JUNKERS JU 287
- 0
- 0
- 0
- 0
- 0
- 0
Ju 287, 2. Dünya Savaşı sırasında Nazi Almanya’sında kullanılmış bir bombardıman uçağıdır. Naziler 1943’ten itibaren mach 0.8’i aşmayı amaçlıyorlardı. Bu yüzden geriye süpürülmüş kanat tasarladılar. Bu sayede Ju 287 ekipi savaştaki diğer ülkeleri geride bıraktı. Ama bu kanat modeliyle düşük hızda zorluklar çıktığı için daha sonra Dr. Hans Wocke önderliğinde kalkış ve inişte savunmasız zamanlarda erken turbo jetleri yetersizliğinden dolayı düşük hava hızlarında ekstra kaldırma sağlayacak olan ileriye doğru süpürülen kanat (FSW) tasarımını geliştirdiler. Bu kanat tasarımı ile düşük hızlarda daha kontrollü uçuşları amaçladılar. Ve yüksek hızda oluşabilecek herhangi bir sorunun kanat ucuna kaydırılarak daha kolay çözülebileceğini düşündüler.

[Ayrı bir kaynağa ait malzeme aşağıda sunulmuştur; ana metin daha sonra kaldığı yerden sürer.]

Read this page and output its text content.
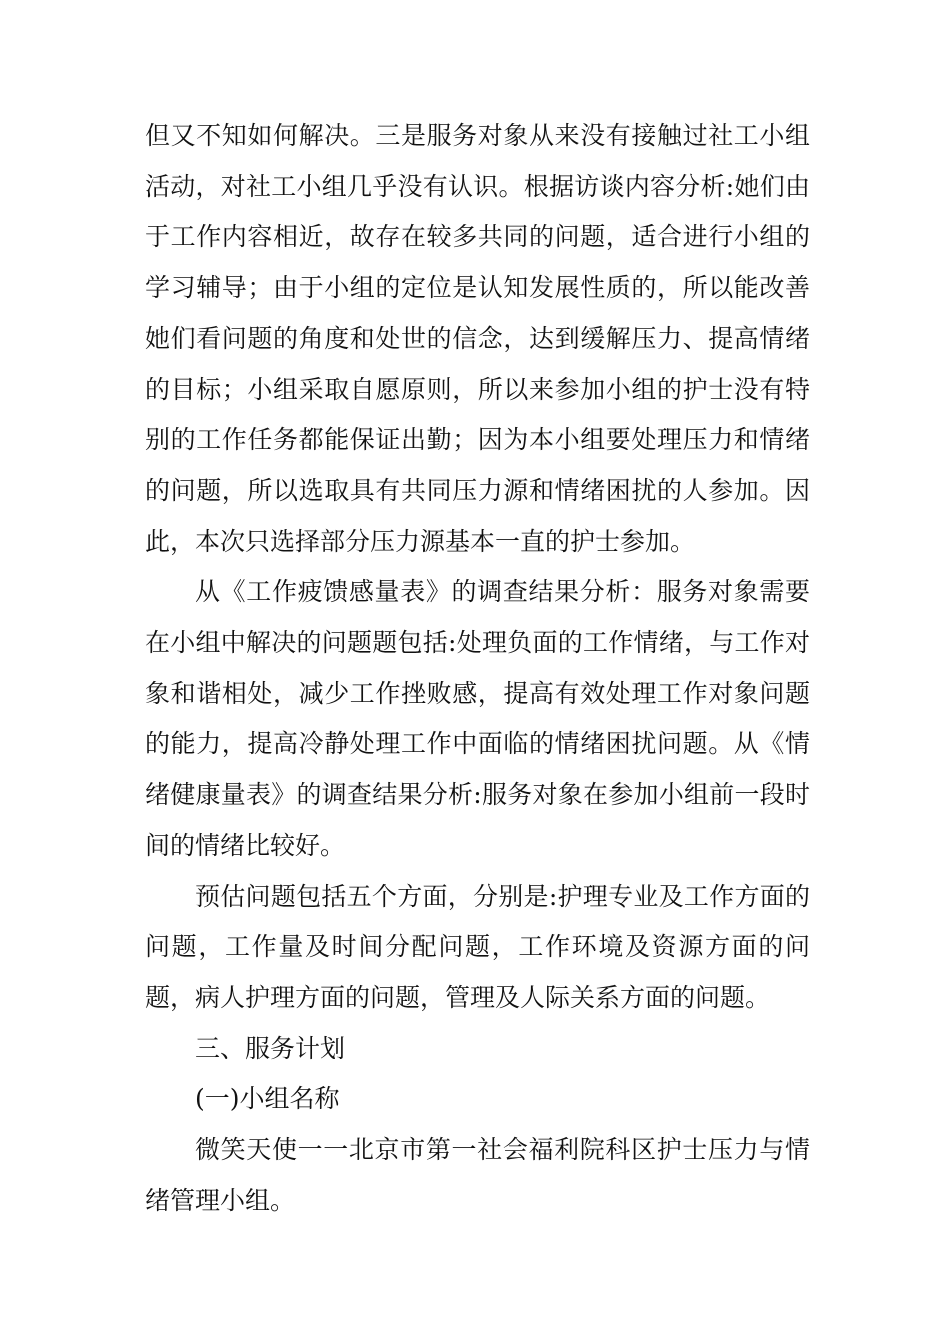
但又不知如何解决。三是服务对象从来没有接触过社工小组活动，对社工小组几乎没有认识。根据访谈内容分析:她们由于工作内容相近，故存在较多共同的问题，适合进行小组的学习辅导；由于小组的定位是认知发展性质的，所以能改善她们看问题的角度和处世的信念，达到缓解压力、提高情绪的目标；小组采取自愿原则，所以来参加小组的护士没有特别的工作任务都能保证出勤；因为本小组要处理压力和情绪的问题，所以选取具有共同压力源和情绪困扰的人参加。因此，本次只选择部分压力源基本一直的护士参加。

从《工作疲馈感量表》的调查结果分析：服务对象需要在小组中解决的问题题包括:处理负面的工作情绪，与工作对象和谐相处，减少工作挫败感，提高有效处理工作对象问题的能力，提高冷静处理工作中面临的情绪困扰问题。从《情绪健康量表》的调查结果分析:服务对象在参加小组前一段时间的情绪比较好。

预估问题包括五个方面，分别是:护理专业及工作方面的问题，工作量及时间分配问题，工作环境及资源方面的问题，病人护理方面的问题，管理及人际关系方面的问题。

三、服务计划

(一)小组名称

微笑天使一一北京市第一社会福利院科区护士压力与情绪管理小组。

Bu kanat tasarımının iki büyük avantajı vardı. İlki hava akış göçüydü. Geri süpürme kanatlarda, hava akışı dıştan takmalı ve arkaya doğruydu. İleri süpürme kanatta ise iç akışı, kanat kökü dursa dahi kanadının dış kısmındaki akışı tutma aerodinamiğine sahipti. Bu sayede düşük hızlarda daha fazla kanatçık kontrolü sağlıyordu. İkinci yapısal avantaj aslında bir sorun sonrasında çıktı. Yüksek hızlarda FSW kanat yapısı felaket büküm yüklerine eğilimliydi. Ve bomba serbest bırakıldığında az da olsa ağırlık merkezi kayması yaşanıyordu. Bundan dolayı kanadın ileri direğinin önünde tek bir büyük silah bölmesine imkan sağlıyordu. Ve silah uçağın ağırlık merkezinde, ana kanat sparının bomba bölümünün arkasında geçmesine izin veriyordu. Bu durum uçağa daha fazla iç gövde hacmi sağlıyordu. İlerleyen zamanlarda aynı yapısal gereksinim aerodinamik bakımdan en iyi konum olan gövdeye yerleştirilebilecekti.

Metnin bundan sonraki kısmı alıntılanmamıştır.